Europe’s Fintechs: Scaling Barriers and Growth Paths
Finextra and Visa Direct forecast Europe’s fintech market to rise from $85.52B in 2025 to $94.14B in 2026, while fragmentation, differing rules and patchy infrastructure limit cross‑border scaling.
Finextra and Visa Direct project the European fintech market will grow from $85.52 billion in 2025 to $94.14 billion in 2026. The estimate appears in material released ahead of Finextra’s 2026 State of Fintech in Europe report and an associated webinar on cross‑border expansion.
The webinar brings together industry figures including Olga Ovchinnikova, vice president and head of Visa Direct Europe, and moderator Scott Hamilton, a global payments and liquidity expert. The session is intended to examine strategies neobanks and fintechs in payments, wealth and lending use when expanding across multiple European markets.
Organisers identify three main barriers to scaling across Europe: fragmented national markets, differing regulation and uneven payments and banking infrastructure. Fragmentation forces firms to adapt products for different languages, payment habits and local distribution channels.

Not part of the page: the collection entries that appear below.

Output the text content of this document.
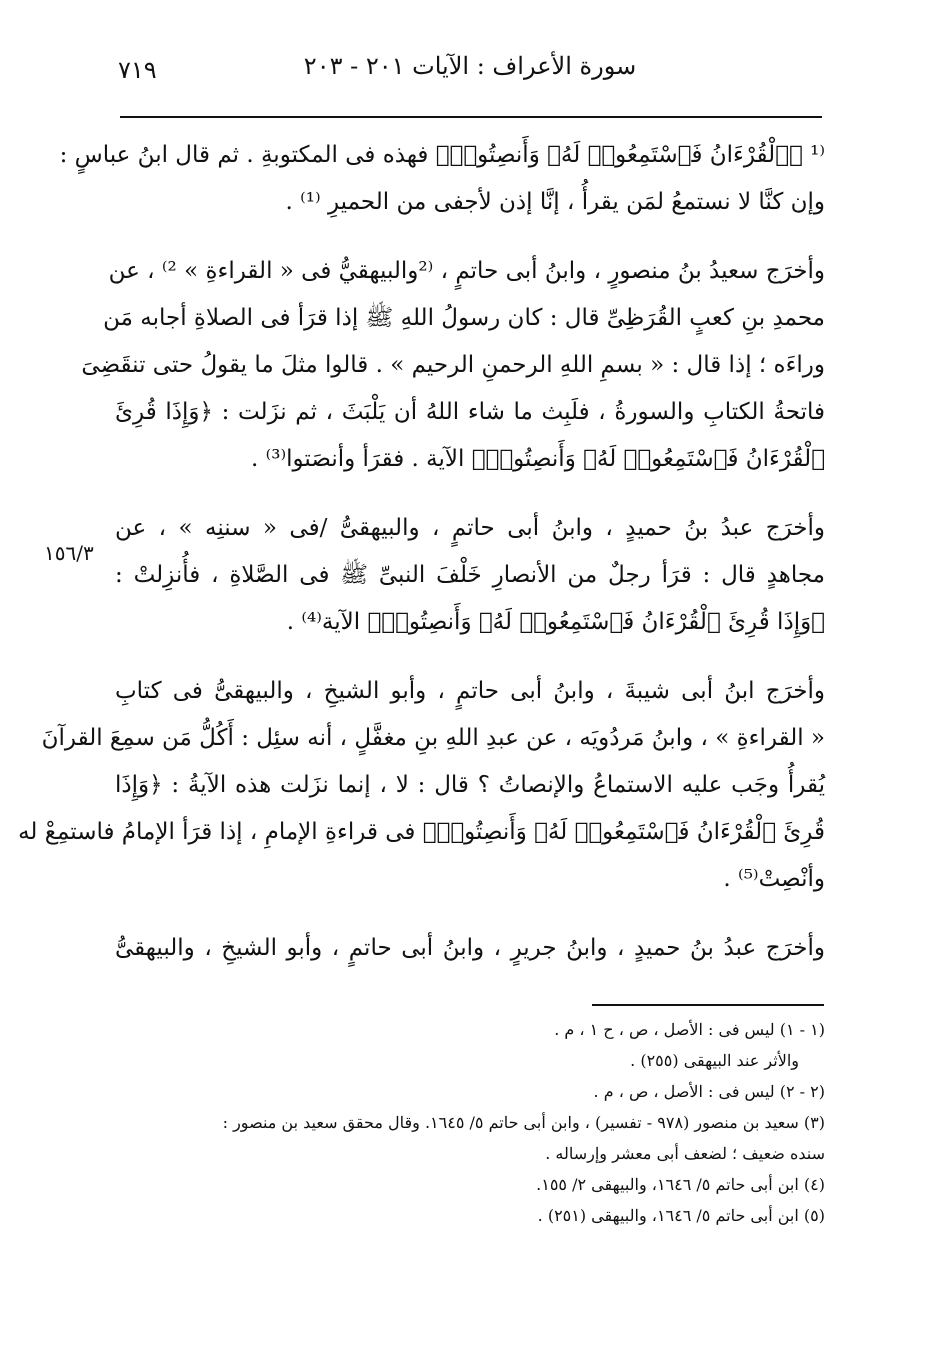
سورة الأعراف : الآيات ٢٠١ - ٢٠٣
٧١٩
١٥٦/٣
⁽¹ ﴿ٱلْقُرْءَانُ فَٱسْتَمِعُوا۟ لَهُۥ وَأَنصِتُوا۟﴾ فهذه فى المكتوبةِ . ثم قال ابنُ عباسٍ :
وإن كنَّا لا نستمعُ لمَن يقرأُ ، إنَّا إذن لأجفى من الحميرِ ⁽¹⁾ .
وأخرَج سعيدُ بنُ منصورٍ ، وابنُ أبى حاتمٍ ، ⁽²والبيهقيُّ فى « القراءةِ » ²⁾ ، عن
محمدِ بنِ كعبٍ القُرَظِىِّ قال : كان رسولُ اللهِ ﷺ إذا قرَأ فى الصلاةِ أجابه مَن
وراءَه ؛ إذا قال : « بسمِ اللهِ الرحمنِ الرحيم » . قالوا مثلَ ما يقولُ حتى تنقَضِىَ
فاتحةُ الكتابِ والسورةُ ، فلَبِث ما شاء اللهُ أن يَلْبَثَ ، ثم نزَلت : ﴿وَإِذَا قُرِئَ
ٱلْقُرْءَانُ فَٱسْتَمِعُوا۟ لَهُۥ وَأَنصِتُوا۟﴾ الآية . فقرَأ وأنصَتوا⁽³⁾ .
وأخرَج عبدُ بنُ حميدٍ ، وابنُ أبى حاتمٍ ، والبيهقىُّ /فى « سننِه » ، عن
مجاهدٍ قال : قرَأ رجلٌ من الأنصارِ خَلْفَ النبىِّ ﷺ فى الصَّلاةِ ، فأُنزِلتْ :
﴿وَإِذَا قُرِئَ ٱلْقُرْءَانُ فَٱسْتَمِعُوا۟ لَهُۥ وَأَنصِتُوا۟﴾ الآية⁽⁴⁾ .
وأخرَج ابنُ أبى شيبةَ ، وابنُ أبى حاتمٍ ، وأبو الشيخِ ، والبيهقىُّ فى كتابِ
« القراءةِ » ، وابنُ مَردُويَه ، عن عبدِ اللهِ بنِ مغفَّلٍ ، أنه سئِل : أَكُلُّ مَن سمِعَ القرآنَ
يُقرأُ وجَب عليه الاستماعُ والإنصاتُ ؟ قال : لا ، إنما نزَلت هذه الآيةُ : ﴿وَإِذَا
قُرِئَ ٱلْقُرْءَانُ فَٱسْتَمِعُوا۟ لَهُۥ وَأَنصِتُوا۟﴾ فى قراءةِ الإمامِ ، إذا قرَأ الإمامُ فاستمِعْ له
وأنْصِتْ⁽⁵⁾ .
وأخرَج عبدُ بنُ حميدٍ ، وابنُ جريرٍ ، وابنُ أبى حاتمٍ ، وأبو الشيخِ ، والبيهقىُّ
(١ - ١) ليس فى : الأصل ، ص ، ح ١ ، م .
والأثر عند البيهقى (٢٥٥) .
(٢ - ٢) ليس فى : الأصل ، ص ، م .
(٣) سعيد بن منصور (٩٧٨ - تفسير) ، وابن أبى حاتم ٥/ ١٦٤٥. وقال محقق سعيد بن منصور :
سنده ضعيف ؛ لضعف أبى معشر وإرساله .
(٤) ابن أبى حاتم ٥/ ١٦٤٦، والبيهقى ٢/ ١٥٥.
(٥) ابن أبى حاتم ٥/ ١٦٤٦، والبيهقى (٢٥١) .
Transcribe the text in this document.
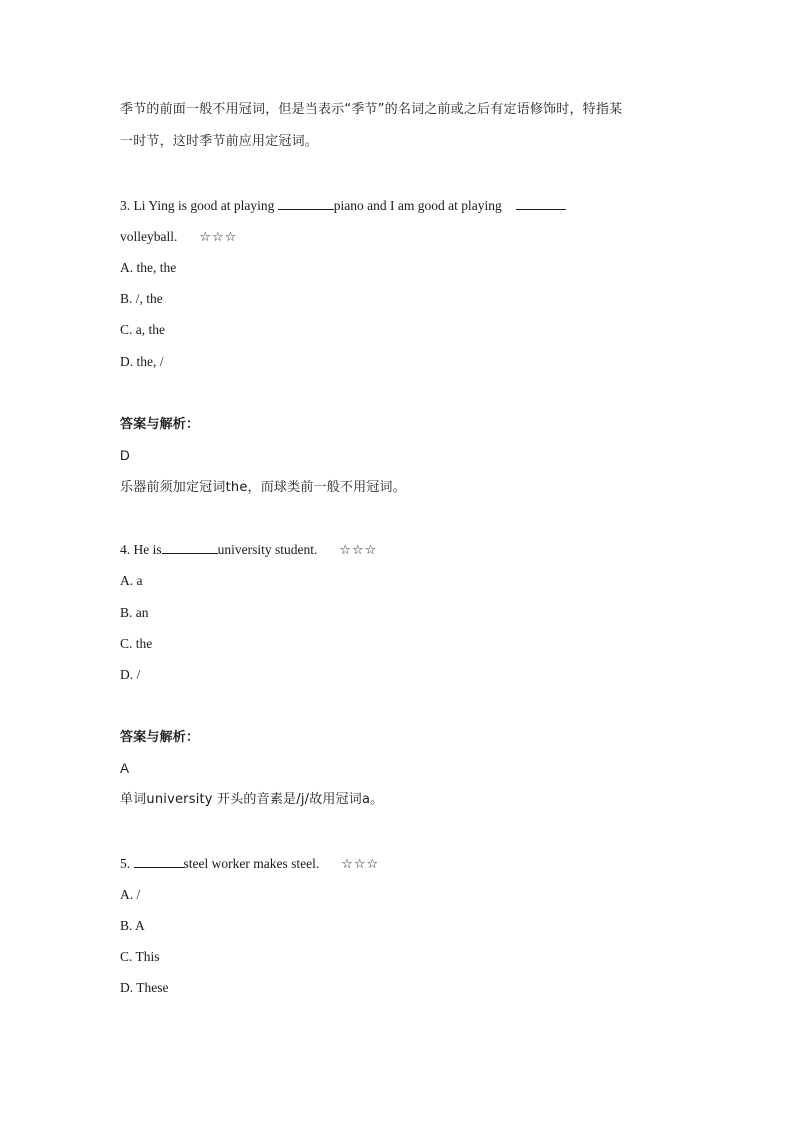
季节的前面一般不用冠词，但是当表示“季节”的名词之前或之后有定语修饰时，特指某
一时节，这时季节前应用定冠词。
3. Li Ying is good at playing	piano and I am good at playing
volleyball. ☆☆☆
A. the, the
B. /, the
C. a, the
D. the, /
答案与解析：
D
乐器前须加定冠词the，而球类前一般不用冠词。
4. He is	university student. ☆☆☆
A. a
B. an
C. the
D. /
答案与解析：
A
单词university 开头的音素是/j/故用冠词a。
5.	steel worker makes steel. ☆☆☆
A. /
B. A
C. This
D. These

Regulatory variation covers licensing regimes, data protection rules and anti‑money‑laundering requirements. Those differences raise compliance costs and can slow product roll‑outs as companies enter additional countries.
Infrastructure differences affect the ability to offer consistent services. Some markets have fast settlement systems and broad open‑banking coverage; others rely on older systems or lack real‑time rails. Credit underwriting and identity verification practices also vary, creating challenges for lenders and wealth managers that need reliable cross‑country scoring and KYC processes.
The webinar agenda lists technology and partnership topics, including artificial intelligence, payments infrastructure upgrades and increased use of digital assets. Panelists will consider whether those elements can support repeatable cross‑border operations rather than one‑off pilots.
Current expansion approaches described by participants include hub‑and‑spoke legal and technology models, partnerships with incumbent banks, card schemes or payments networks to access local rails and channels, and white‑label or licensing deals to test markets without full regulatory entry.
Speakers are set to address where partnerships are most effective — for example using payment‑network capabilities for instant payouts or embedding services via established bank relationships — and the trade‑offs between building proprietary infrastructure and relying on third‑party platforms when entering multiple European markets.
Background material for the report cites data from Finch Capital and Finextra analysis showing continued investor interest and a projected rise in sector value. The webinar is part of Finextra’s reporting on the 2026 State of Fintech in Europe and aims to present the factors founders and executives should weigh when considering regional expansion.